Q & A with Manoj Saxena: The motivation for being a researcher and a clinician
Manoj Saxena, Research Fellow in the Division of Critical Care and Trauma at The George Institute, PhD student, and Intensive Care Physician at St George Hospital in Sydney talks about why being a researcher and clinician is important to him.
What inspires your work?
As a clinician, I have the ability to be part of a team that makes a difference to patients and their families. As a researcher, I have the opportunity to make a difference to thousands of patients and the health care system. It is inspiring to be involved in both.
What are you currently working on?
A program of work trying to understand how a patient’s body temperature can affect the way they recover after severe infections or different types of brain conditions, such as strokes or injuries as a consequence of trauma. We have also a very well developed program on fluid management for critically ill patients and I am beginning to get involved in this too.
What are recent research highlights you have been involved in?
The SAFE study, the CHEST study and the NICE-SUGAR study have added an enormous contribution to global health. As a result of these studies, the world has learnt about intensive care fluids that are safe to use and how to manage blood sugar for patients who are critically ill.

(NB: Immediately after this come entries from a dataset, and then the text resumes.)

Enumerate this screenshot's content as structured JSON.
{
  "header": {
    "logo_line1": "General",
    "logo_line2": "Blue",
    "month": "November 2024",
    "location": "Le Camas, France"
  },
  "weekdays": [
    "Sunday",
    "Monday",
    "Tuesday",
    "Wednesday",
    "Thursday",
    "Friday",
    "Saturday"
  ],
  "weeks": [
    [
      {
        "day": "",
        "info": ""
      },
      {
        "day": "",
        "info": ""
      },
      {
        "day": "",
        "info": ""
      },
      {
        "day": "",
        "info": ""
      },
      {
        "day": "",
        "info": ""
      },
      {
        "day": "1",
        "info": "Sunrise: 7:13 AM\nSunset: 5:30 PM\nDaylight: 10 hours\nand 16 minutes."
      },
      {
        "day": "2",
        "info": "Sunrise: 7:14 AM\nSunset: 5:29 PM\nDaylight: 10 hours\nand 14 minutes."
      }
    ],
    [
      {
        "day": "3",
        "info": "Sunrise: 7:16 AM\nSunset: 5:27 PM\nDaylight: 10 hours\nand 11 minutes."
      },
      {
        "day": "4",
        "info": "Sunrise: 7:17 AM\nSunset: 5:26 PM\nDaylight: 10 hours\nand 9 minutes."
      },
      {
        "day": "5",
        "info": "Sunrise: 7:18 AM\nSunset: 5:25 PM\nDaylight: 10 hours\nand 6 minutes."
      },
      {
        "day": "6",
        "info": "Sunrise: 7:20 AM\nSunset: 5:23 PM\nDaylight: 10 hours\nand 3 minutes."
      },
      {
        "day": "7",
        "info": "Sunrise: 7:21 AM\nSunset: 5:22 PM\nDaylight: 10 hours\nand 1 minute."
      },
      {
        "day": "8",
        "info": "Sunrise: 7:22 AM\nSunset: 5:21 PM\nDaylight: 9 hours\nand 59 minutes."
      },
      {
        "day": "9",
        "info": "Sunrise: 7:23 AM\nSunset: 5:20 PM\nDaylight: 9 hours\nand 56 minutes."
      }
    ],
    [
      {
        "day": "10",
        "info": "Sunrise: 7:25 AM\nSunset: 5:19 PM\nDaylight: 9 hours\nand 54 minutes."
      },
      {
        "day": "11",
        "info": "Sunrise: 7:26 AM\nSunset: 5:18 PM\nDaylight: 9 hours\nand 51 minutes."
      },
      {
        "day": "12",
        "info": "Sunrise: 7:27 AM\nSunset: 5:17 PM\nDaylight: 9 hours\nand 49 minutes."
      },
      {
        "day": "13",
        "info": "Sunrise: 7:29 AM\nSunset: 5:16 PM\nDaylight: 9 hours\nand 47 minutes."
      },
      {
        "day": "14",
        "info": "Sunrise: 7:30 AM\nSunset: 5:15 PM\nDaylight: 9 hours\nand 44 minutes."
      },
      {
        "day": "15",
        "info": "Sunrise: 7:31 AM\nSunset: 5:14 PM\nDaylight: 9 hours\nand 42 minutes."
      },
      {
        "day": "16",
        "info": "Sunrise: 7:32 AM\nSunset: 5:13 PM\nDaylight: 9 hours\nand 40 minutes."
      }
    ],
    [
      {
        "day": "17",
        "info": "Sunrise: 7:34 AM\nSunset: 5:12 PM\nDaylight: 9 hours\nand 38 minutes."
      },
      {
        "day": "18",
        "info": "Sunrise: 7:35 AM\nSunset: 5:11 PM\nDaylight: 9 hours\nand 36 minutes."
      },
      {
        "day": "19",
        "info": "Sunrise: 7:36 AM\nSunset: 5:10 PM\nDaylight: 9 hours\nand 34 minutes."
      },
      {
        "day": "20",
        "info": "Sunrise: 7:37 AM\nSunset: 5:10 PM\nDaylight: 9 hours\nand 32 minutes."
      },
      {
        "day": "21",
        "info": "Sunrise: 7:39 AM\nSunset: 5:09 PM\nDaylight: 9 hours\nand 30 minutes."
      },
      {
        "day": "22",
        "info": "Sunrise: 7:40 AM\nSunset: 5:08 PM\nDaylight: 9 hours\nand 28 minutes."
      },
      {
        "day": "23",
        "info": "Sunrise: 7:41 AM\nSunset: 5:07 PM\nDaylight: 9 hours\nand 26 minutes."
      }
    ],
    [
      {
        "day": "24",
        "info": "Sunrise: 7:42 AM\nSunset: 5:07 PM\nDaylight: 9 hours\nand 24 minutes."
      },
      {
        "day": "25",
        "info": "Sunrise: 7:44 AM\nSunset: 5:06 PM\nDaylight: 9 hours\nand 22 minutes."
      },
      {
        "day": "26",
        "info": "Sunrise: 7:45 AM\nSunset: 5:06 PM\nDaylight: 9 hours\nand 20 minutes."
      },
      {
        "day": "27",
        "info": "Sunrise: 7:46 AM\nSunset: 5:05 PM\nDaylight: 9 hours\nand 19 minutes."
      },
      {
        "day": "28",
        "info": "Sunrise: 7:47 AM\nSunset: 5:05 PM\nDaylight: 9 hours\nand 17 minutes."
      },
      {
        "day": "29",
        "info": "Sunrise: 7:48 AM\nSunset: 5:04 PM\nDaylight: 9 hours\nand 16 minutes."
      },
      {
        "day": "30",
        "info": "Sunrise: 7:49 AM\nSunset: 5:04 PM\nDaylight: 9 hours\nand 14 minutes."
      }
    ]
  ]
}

What attracted you to working at The George Institute?
The people and the research. I really admire the quality of the work being produced in the field of critical care and trauma. The large, globally relevant studies being conducted that answered questions that were relevant to clinicians caring for intensive care patients whether they worked in low-, middle- or high-income countries, are something I wanted to be a part of and contribute to. Working here now, I enjoy the positive atmosphere and how there is always a solution to a problem.
A saying I live by is…
In dwelling, be close to the ground. In thinking, keep to the simple. In conflict, be fair and generous. In governing, don’t try to control. In work, do what you enjoy. In family life, be completely present.